The authorization request payload contains parameters that are application/x-www-form-urlencoded formatted. PingOne can accept all parameters that usually make up an authorization request and any additional parameters needed for client authentication. It also can accept signed requests.

  • PingOne doesn’t accept PAR requests larger than 1 MB.

  • PingOne accepts requests through HTTP POST only.

After PingOne validates the request and saves the payload, it returns the request_uri parameter as a reference to the payload. The response also indicates the lifetime of the request URI. The default lifetime is 60 seconds.

The application then uses the front channel to request an authorization code or token, sending the request_uri parameter to PingOne. PingOne uses the request URI to look up the request payload and continue the authorization flow. PingOne accepts a particular request URI only once.

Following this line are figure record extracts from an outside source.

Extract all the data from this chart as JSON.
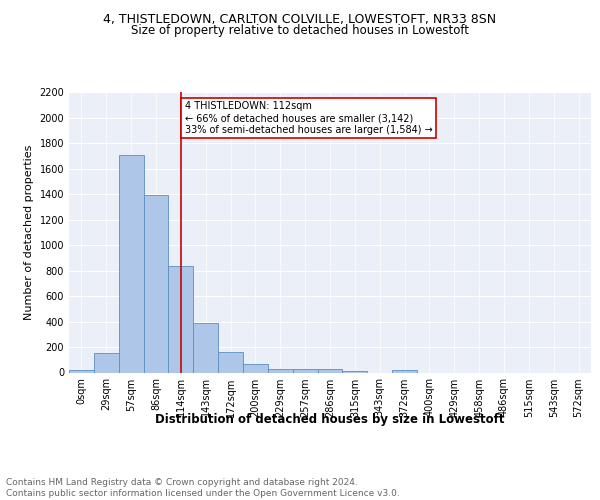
{
  "title1": "4, THISTLEDOWN, CARLTON COLVILLE, LOWESTOFT, NR33 8SN",
  "title2": "Size of property relative to detached houses in Lowestoft",
  "xlabel": "Distribution of detached houses by size in Lowestoft",
  "ylabel": "Number of detached properties",
  "bin_labels": [
    "0sqm",
    "29sqm",
    "57sqm",
    "86sqm",
    "114sqm",
    "143sqm",
    "172sqm",
    "200sqm",
    "229sqm",
    "257sqm",
    "286sqm",
    "315sqm",
    "343sqm",
    "372sqm",
    "400sqm",
    "429sqm",
    "458sqm",
    "486sqm",
    "515sqm",
    "543sqm",
    "572sqm"
  ],
  "bin_values": [
    20,
    155,
    1710,
    1395,
    840,
    390,
    165,
    70,
    30,
    28,
    28,
    15,
    0,
    20,
    0,
    0,
    0,
    0,
    0,
    0,
    0
  ],
  "bar_color": "#aec6e8",
  "bar_edge_color": "#5a8fc2",
  "vline_x": 4,
  "vline_color": "#cc0000",
  "annotation_text": "4 THISTLEDOWN: 112sqm\n← 66% of detached houses are smaller (3,142)\n33% of semi-detached houses are larger (1,584) →",
  "annotation_box_color": "#ffffff",
  "annotation_box_edge": "#cc0000",
  "ylim": [
    0,
    2200
  ],
  "yticks": [
    0,
    200,
    400,
    600,
    800,
    1000,
    1200,
    1400,
    1600,
    1800,
    2000,
    2200
  ],
  "footer_text": "Contains HM Land Registry data © Crown copyright and database right 2024.\nContains public sector information licensed under the Open Government Licence v3.0.",
  "bg_color": "#eaeff8",
  "title1_fontsize": 9,
  "title2_fontsize": 8.5,
  "xlabel_fontsize": 8.5,
  "ylabel_fontsize": 8,
  "footer_fontsize": 6.5,
  "tick_fontsize": 7,
  "annot_fontsize": 7
}
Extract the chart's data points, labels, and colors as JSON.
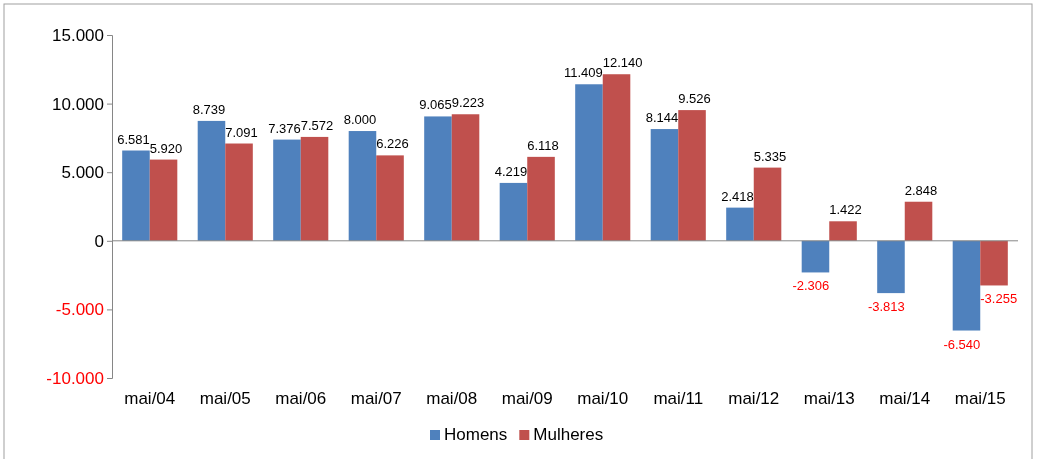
{
  "chart_data": {
    "type": "bar",
    "categories": [
      "mai/04",
      "mai/05",
      "mai/06",
      "mai/07",
      "mai/08",
      "mai/09",
      "mai/10",
      "mai/11",
      "mai/12",
      "mai/13",
      "mai/14",
      "mai/15"
    ],
    "series": [
      {
        "name": "Homens",
        "color": "#4f81bd",
        "values": [
          6581,
          8739,
          7376,
          8000,
          9065,
          4219,
          11409,
          8144,
          2418,
          -2306,
          -3813,
          -6540
        ],
        "value_labels": [
          "6.581",
          "8.739",
          "7.376",
          "8.000",
          "9.065",
          "4.219",
          "11.409",
          "8.144",
          "2.418",
          "-2.306",
          "-3.813",
          "-6.540"
        ]
      },
      {
        "name": "Mulheres",
        "color": "#c0504d",
        "values": [
          5920,
          7091,
          7572,
          6226,
          9223,
          6118,
          12140,
          9526,
          5335,
          1422,
          2848,
          -3255
        ],
        "value_labels": [
          "5.920",
          "7.091",
          "7.572",
          "6.226",
          "9.223",
          "6.118",
          "12.140",
          "9.526",
          "5.335",
          "1.422",
          "2.848",
          "-3.255"
        ]
      }
    ],
    "ylim": [
      -10000,
      15000
    ],
    "yticks": [
      {
        "value": -10000,
        "label": "-10.000"
      },
      {
        "value": -5000,
        "label": "-5.000"
      },
      {
        "value": 0,
        "label": "0"
      },
      {
        "value": 5000,
        "label": "5.000"
      },
      {
        "value": 10000,
        "label": "10.000"
      },
      {
        "value": 15000,
        "label": "15.000"
      }
    ],
    "legend": "bottom"
  }
}
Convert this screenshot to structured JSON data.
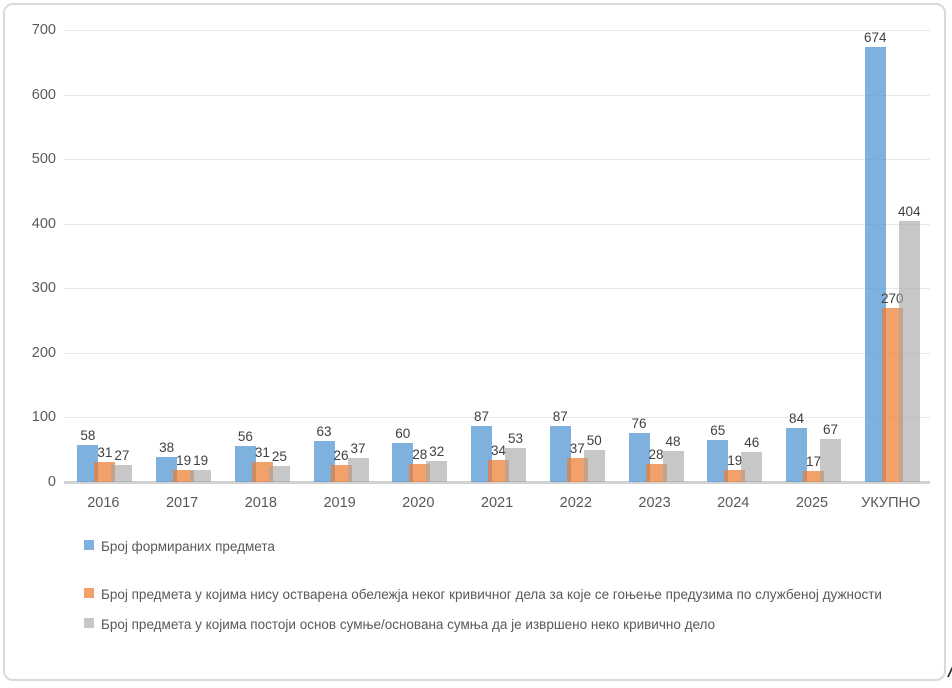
{
  "chart_data": {
    "type": "bar",
    "title": "",
    "xlabel": "",
    "ylabel": "",
    "categories": [
      "2016",
      "2017",
      "2018",
      "2019",
      "2020",
      "2021",
      "2022",
      "2023",
      "2024",
      "2025",
      "УКУПНО"
    ],
    "series": [
      {
        "name": "Број формираних предмета",
        "color": "#5B9BD5",
        "fill_opacity": 0.78,
        "values": [
          58,
          38,
          56,
          63,
          60,
          87,
          87,
          76,
          65,
          84,
          674
        ]
      },
      {
        "name": "Број предмета у којима нису остварена обележја неког кривичног дела за које се гоњење предузима по службеној дужности",
        "color": "#ED7D31",
        "fill_opacity": 0.72,
        "values": [
          31,
          19,
          31,
          26,
          28,
          34,
          37,
          28,
          19,
          17,
          270
        ]
      },
      {
        "name": "Број предмета у којима постоји основ сумње/основана сумња да је извршено неко кривично дело",
        "color": "#A5A5A5",
        "fill_opacity": 0.62,
        "values": [
          27,
          19,
          25,
          37,
          32,
          53,
          50,
          48,
          46,
          67,
          404
        ]
      }
    ],
    "y_ticks": [
      0,
      100,
      200,
      300,
      400,
      500,
      600,
      700
    ],
    "ylim": [
      0,
      700
    ],
    "grid": true,
    "legend_position": "bottom",
    "data_labels": true
  },
  "decoration": {
    "corner_mark": "/"
  }
}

Learn more about the PAR protocol in OAuth 2.0 Pushed Authorization Requests on the Internet Engineering Task Force (IETF) website.

PAR and application types

PAR secures authorization requests, so PAR applies to the authorization code and implicit grant types. In PingOne, each application type has its own default grant type. The following table shows PAR availability by application type:

Application type Grant type configured when the application was created Can the application send a PAR to PingOne?

OIDC web application

Authorization code

Yes

Native

Authorization code Implicit

Yes

Single page

Implicit

Yes

Device authorization

Device authorization

Not applicable. An application using the device authorization grant type sends a device authorization request to the device authorization endpoint.

Worker

Client credentials

No. A non-interactive worker application using the client credentials grant type sends token requests to the token endpoint only. A non-interactive worker application doesn’t send authorization requests.

However, you can configure a worker application to use a user-based grant type, such as authorization code or implicit. An interactive application can send authorization requests and PARs to PingOne.